FinnGen is being coordinated by researchers from the University of Helsinki and at Helsinki University Central Hospital, and nine different biobanks across the country will be collecting samples as part of the initiative. According to Palotie, the participating Finnish biobanks already have about 200,000 existing samples that will be used in the project, while organizers will look to collect 300,000 more, mostly through university hospitals. The key phenotypic data will be culled from national EHRs, which include hospital outcharge data, prescription medication purchase data, cause of death data, and cancer treatment data.
"We will not interview for this collection or collect specific cohort data," Palotie added, "but it's possible to recontact individuals if we want more in-depth data."
All of the samples will be genotyped on a custom microarray.
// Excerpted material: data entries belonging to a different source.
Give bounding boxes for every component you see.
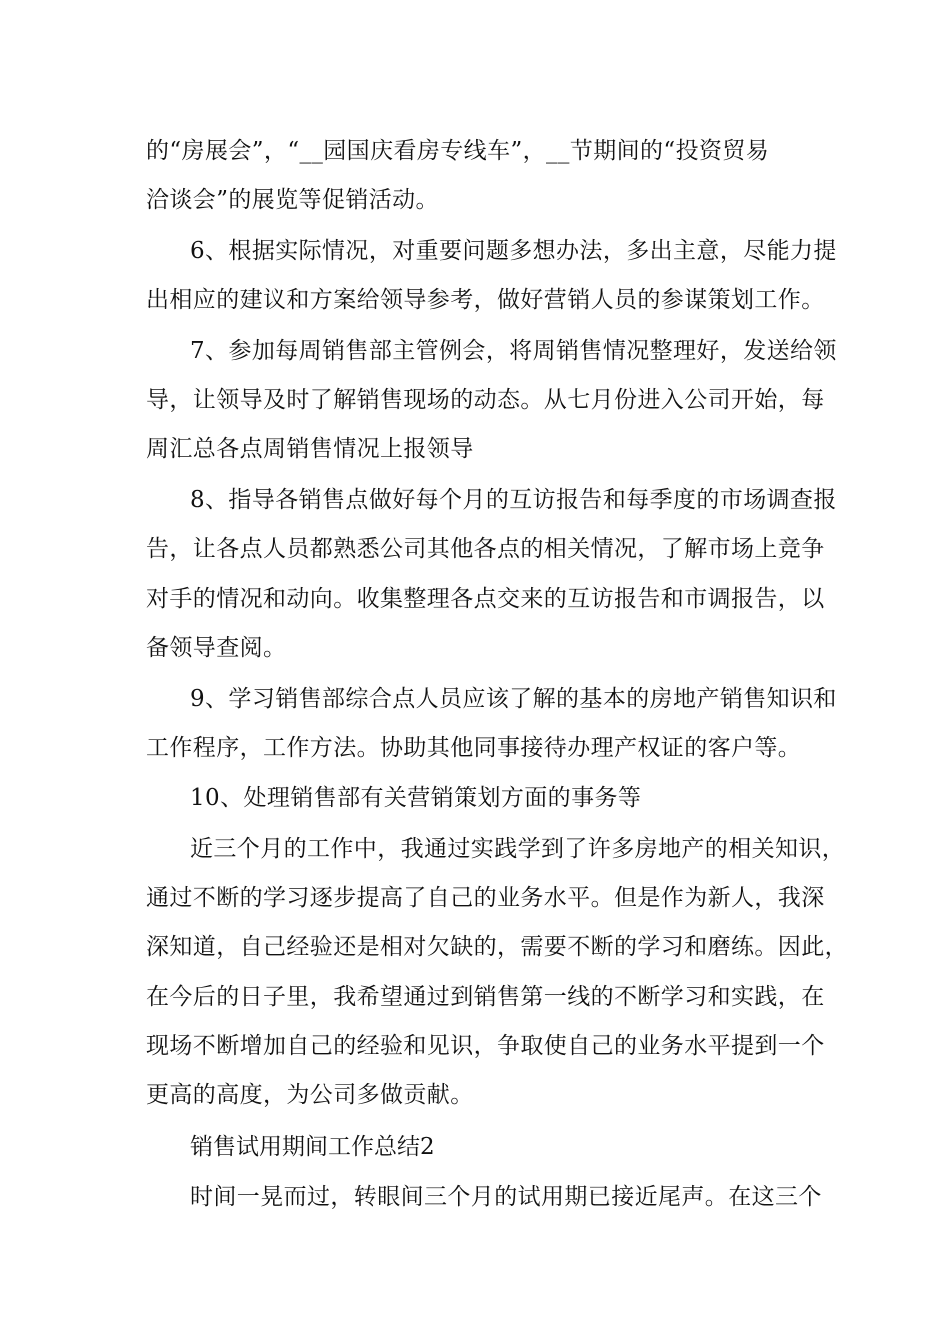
item-9-line-1: 9、学习销售部综合点人员应该了解的基本的房地产销售知识和 (190, 686, 837, 712)
summary-line-2: 通过不断的学习逐步提高了自己的业务水平。但是作为新人，我深 (146, 885, 825, 911)
summary-line-6: 更高的高度，为公司多做贡献。 (146, 1082, 474, 1108)
item-8-line-1: 8、指导各销售点做好每个月的互访报告和每季度的市场调查报 (190, 487, 837, 513)
item-8-line-4: 备领导查阅。 (146, 635, 287, 661)
item-6-line-2: 出相应的建议和方案给领导参考，做好营销人员的参谋策划工作。 (146, 287, 825, 313)
summary-line-1: 近三个月的工作中，我通过实践学到了许多房地产的相关知识， (190, 836, 846, 862)
item-9-line-2: 工作程序，工作方法。协助其他同事接待办理产权证的客户等。 (146, 735, 802, 761)
item-8-line-3: 对手的情况和动向。收集整理各点交来的互访报告和市调报告，以 (146, 586, 825, 612)
item-8-line-2: 告，让各点人员都熟悉公司其他各点的相关情况，了解市场上竞争 (146, 536, 825, 562)
item-6-line-1: 6、根据实际情况，对重要问题多想办法，多出主意，尽能力提 (190, 238, 837, 264)
section-heading: 销售试用期间工作总结2 (190, 1134, 435, 1160)
next-paragraph-line-1: 时间一晃而过，转眼间三个月的试用期已接近尾声。在这三个 (190, 1184, 822, 1210)
summary-line-5: 现场不断增加自己的经验和见识，争取使自己的业务水平提到一个 (146, 1033, 825, 1059)
item-10-line: 10、处理销售部有关营销策划方面的事务等 (190, 785, 642, 811)
summary-line-4: 在今后的日子里，我希望通过到销售第一线的不断学习和实践，在 (146, 984, 825, 1010)
paragraph-line-2: 洽谈会”的展览等促销活动。 (146, 187, 439, 213)
summary-line-3: 深知道，自己经验还是相对欠缺的，需要不断的学习和磨练。因此， (146, 934, 848, 960)
item-7-line-1: 7、参加每周销售部主管例会，将周销售情况整理好，发送给领 (190, 338, 837, 364)
item-7-line-2: 导，让领导及时了解销售现场的动态。从七月份进入公司开始，每 (146, 387, 825, 413)
paragraph-line-1: 的“房展会”，“__园国庆看房专线车”，__节期间的“投资贸易 (146, 138, 770, 164)
item-7-line-3: 周汇总各点周销售情况上报领导 (146, 436, 474, 462)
FinnGen's organizers are currently in negotiations with vendors to provide the chip, Palotie said, but are not ready to announce their partner for the project. He added that roughly 70,000 samples have already been genotyped on other arrays as part of other research projects, meaning that about 430,000 samples will ultimately be genotyped as part of FinnGen. Moreover, organizers have sequencing data on Finnish individuals from other research projects that will serve as a reference panel for imputation.
Palotie noted that all of the samples will be coded prior to analysis, and that the study will be carried out following the "highest standards of data security."
Kimmo Pitkänen, Director of Helsinki Biobank, said that biobanks participating in FinnGen will provide the DNA samples to the project. Patients will be recruited through standard hospital biobank procedures, and samples will be most likely be collected concurrently with blood sampling for diagnostic purposes.
"Particularly here at Helsinki University Hospital, the patient biobank consenting and sampling has been built as part of hospital routine," he noted. Pitkänen reiterated that roughly 200,000 samples had already been collected, mostly by the National Institute for Health and Welfare's THL Biobank.
"It will be a mixture of patient samples, population cohort samples and even, presumably, very healthy voluntary blood donors from the Finnish Red Cross Blood Service Biobank," he said of the data collection.
Helsinki Biobank will be responsible for coordinating and harmonizing the sample collection at a national level. And since genetic data will be returned to the biobanks, FinnGen will enable the biobanks to enrich their biological data repositories, Pitkänen said.
"The combination of clinical data and genomic data, hopefully even other omics data from the same patients, can be taken even further in the hospital biobank setting," Pitkänen said. He also noted that the samples and the FinnGen genotyping data, after a grace period, will be made available for new research and R&D projects, originating both within and outside the FinnGen consortium.
"In the end, it is all about big data, the combination of large patient numbers, deep clinical data, and genetic data," said Pitkänen. "This is all made possible through the strengths of the Finnish innovation and healthcare environment."